If the landless farmworkers , indentured laborers , enslaved laborers and dispossessed native people saw that they formed a common class that is exploited for the benefit of the landowners and wealthy it would of course have meant a very quick end to the rule of this tiny oligarchy . So from the outset , the play of racial ideology , of white supremacy, has been a crucial glue that has kept the American State of capitalists and landowners intact . 

This racist glue that keeps the American working class divided is quite toxic. I never got used to it. I was repulsed by it, terrified by it , enraged by it, bitterly disappointed by it. Why should I be judged on such stupid superficial grounds? Going to high school and community college in uber racist Staten Island further alienated me from the mainstream. I aspired like anyone else, to be normal , to be accepted, to be just like the good people , the beautiful people of society. I deeply wanted it. 

Most immigrant families don’t come here identifying with the poor and oppressed. They come here having drunk from the global American imperialist Kool-Aid. The mindset that we will make it and live the good life. My family’s ideology was no different than this typical Asian immigrant trope. 

I did not take rejection well. It hurt  and it hurt and it hurt. The dismissive looks, the invisibility, the contempt , the scorn, the rudeness, the threats, repeated over and over again was too much. I was not of the type to bend into a pretzel to accommodate this toxic glue. On second thought I’m sure I gave it one heck of a try. In my pain I sought out allies in groups that I had seen earlier as alien to me – African American youth – whom my brother and I took some beatings from growing up in Queens. Of other marginalized groups – Latinos, other immigrant groups, Native Americans. My pain pushed me to learn about the histories of other marginalized peoples, their pain, recognize my pain in their own. 

With my exposure to Marxism as a teenager in Sri Lanka, I had some inkling of social class and class analysis, which prevented me from going down the rabbit hole of identity politics. I saw that workers of all backgrounds were exploited and oppressed to one degree or another , so while I hated racism, and white supremacy I never hated “whites”. After all in America  – the “white” working class was probably the most deceived and cheated by the toxic glue of racism. The European working class  had been able to achieve a much higher standard of living being relatively free of the toxic glue of racism. Whites were victims just like the so called blacks, browns, yellows and reds. What a stupid and infantile cacophany of screaming colors that make up Amerca’s ruling class ideology. 

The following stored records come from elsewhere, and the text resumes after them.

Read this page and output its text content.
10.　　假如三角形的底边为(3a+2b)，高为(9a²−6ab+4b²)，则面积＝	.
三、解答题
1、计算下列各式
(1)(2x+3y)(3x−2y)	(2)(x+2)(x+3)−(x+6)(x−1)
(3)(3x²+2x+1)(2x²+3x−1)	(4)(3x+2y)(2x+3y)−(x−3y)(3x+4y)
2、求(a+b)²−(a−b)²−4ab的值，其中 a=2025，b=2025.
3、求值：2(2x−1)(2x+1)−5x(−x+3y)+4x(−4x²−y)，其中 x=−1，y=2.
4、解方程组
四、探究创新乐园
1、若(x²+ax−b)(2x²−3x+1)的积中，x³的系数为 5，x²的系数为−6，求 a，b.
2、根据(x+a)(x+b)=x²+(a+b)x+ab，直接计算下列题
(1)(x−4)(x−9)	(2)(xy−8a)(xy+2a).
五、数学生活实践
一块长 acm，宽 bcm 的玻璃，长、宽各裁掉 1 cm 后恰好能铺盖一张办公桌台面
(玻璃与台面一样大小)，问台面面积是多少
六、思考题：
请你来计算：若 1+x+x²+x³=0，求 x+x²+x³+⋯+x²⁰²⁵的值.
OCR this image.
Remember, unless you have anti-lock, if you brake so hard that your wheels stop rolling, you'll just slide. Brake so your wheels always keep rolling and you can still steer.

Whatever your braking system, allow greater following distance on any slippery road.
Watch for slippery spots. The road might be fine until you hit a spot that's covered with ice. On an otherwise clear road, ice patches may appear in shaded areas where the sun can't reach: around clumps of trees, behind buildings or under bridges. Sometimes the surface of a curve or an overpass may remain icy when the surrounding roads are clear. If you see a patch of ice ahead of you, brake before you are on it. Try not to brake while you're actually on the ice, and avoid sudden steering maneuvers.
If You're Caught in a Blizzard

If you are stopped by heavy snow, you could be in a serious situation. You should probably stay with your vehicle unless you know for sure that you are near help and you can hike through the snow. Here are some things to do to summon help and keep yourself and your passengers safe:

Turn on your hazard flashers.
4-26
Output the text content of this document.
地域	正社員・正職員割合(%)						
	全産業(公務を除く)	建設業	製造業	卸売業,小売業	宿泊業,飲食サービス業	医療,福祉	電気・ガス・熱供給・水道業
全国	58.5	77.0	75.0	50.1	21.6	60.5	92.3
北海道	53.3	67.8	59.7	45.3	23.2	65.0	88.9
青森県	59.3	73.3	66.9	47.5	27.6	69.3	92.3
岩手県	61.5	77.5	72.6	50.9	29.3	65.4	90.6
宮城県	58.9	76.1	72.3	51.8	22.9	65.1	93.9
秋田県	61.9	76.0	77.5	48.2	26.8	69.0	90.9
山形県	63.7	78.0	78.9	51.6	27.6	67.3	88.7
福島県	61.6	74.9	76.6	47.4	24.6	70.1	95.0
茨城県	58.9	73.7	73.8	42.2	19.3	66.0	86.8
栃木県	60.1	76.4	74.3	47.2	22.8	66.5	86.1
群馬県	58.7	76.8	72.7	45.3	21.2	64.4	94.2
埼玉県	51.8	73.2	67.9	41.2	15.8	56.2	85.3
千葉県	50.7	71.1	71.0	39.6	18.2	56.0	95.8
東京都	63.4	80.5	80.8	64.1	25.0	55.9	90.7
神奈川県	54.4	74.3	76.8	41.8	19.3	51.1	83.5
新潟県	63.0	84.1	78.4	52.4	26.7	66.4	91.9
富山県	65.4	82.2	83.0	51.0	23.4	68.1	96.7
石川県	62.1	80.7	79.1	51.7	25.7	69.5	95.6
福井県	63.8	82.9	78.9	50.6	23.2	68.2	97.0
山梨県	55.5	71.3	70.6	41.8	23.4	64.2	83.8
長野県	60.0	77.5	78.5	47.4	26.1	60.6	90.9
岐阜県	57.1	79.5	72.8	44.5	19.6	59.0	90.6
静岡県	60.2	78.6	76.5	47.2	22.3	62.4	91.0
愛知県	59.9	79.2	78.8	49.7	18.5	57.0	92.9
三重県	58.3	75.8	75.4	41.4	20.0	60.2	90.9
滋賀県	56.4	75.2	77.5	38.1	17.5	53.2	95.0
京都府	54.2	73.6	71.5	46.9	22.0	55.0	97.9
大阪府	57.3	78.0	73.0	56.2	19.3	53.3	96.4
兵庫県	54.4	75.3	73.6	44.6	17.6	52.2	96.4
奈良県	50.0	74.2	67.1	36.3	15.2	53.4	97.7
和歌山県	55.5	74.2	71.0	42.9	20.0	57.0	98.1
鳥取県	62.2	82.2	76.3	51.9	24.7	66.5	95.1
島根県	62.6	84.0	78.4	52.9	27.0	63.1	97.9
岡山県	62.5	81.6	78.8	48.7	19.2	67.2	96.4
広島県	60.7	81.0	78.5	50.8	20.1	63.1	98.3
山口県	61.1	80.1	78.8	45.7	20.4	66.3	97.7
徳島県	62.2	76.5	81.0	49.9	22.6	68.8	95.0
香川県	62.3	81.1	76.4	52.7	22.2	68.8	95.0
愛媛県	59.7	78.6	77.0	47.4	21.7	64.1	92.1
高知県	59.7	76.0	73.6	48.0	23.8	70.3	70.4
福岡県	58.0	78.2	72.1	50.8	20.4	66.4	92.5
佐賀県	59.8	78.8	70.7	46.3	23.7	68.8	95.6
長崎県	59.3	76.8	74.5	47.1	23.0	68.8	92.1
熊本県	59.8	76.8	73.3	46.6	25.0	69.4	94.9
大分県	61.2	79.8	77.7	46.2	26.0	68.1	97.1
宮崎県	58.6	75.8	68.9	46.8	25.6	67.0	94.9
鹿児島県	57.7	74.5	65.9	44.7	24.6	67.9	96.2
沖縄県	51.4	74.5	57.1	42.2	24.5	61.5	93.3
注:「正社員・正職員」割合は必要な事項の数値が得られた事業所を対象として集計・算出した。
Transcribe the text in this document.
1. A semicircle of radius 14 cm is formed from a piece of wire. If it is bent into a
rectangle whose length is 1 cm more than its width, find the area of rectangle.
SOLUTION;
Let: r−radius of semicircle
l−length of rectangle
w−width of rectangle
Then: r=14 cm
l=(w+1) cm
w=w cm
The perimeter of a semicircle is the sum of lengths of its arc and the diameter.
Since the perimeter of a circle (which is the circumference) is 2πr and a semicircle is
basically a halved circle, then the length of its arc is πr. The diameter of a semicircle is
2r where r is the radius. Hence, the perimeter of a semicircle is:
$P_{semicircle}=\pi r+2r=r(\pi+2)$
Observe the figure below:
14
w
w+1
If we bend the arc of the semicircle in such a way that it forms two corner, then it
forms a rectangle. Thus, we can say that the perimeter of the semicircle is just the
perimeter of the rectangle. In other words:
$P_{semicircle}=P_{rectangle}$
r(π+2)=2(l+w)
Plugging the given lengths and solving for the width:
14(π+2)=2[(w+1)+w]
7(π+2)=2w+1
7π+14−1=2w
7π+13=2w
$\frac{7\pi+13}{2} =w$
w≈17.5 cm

I started to organize with all the assorted M&M colors along class lines, to dissolve the toxic glue, to forge new bonds based on solidarity and a program for a democratic and socialist future based on love and cooperation, on high technology and science. 

It was not a depressive state of mind I had.  It was a negation of a negation, a coming to a higher level of consciousness as a result of a rejection of an ideology that ought to enslave me. It was not a taking refuge in religious fantasy, it was not a retreat to uber capitalist get rich at any cost nihilism , it was not hatred and racialism , it was not a sniffing of the toxic glue from opposite end of the glue stick, it was not a hopeless and broken state. It was becoming better , becoming stronger and smarter and arming my love  – of self and other – with a scientific program. 

So what happened?

So I’ve digressed down multiple back alleys. 

Why, I did start this blog entry with a sense of shame and self criticism for being super critical , for my criticism having ruined me. Reduced me to bankruptcy and ill health and personal turmoil. 

As I write I seem to have hunkered down in my rebelliousness. Have provided a semi-eloquent defense of it. 

Yes, it is not that rebelling against a system that puts profits above all else is wrong. It is completely correct! It is how I must pick myself up from the state of destitution that I mean to write about. How yoga has provided the language for the missing spaces to my world view that I meant to write about. I get carried away.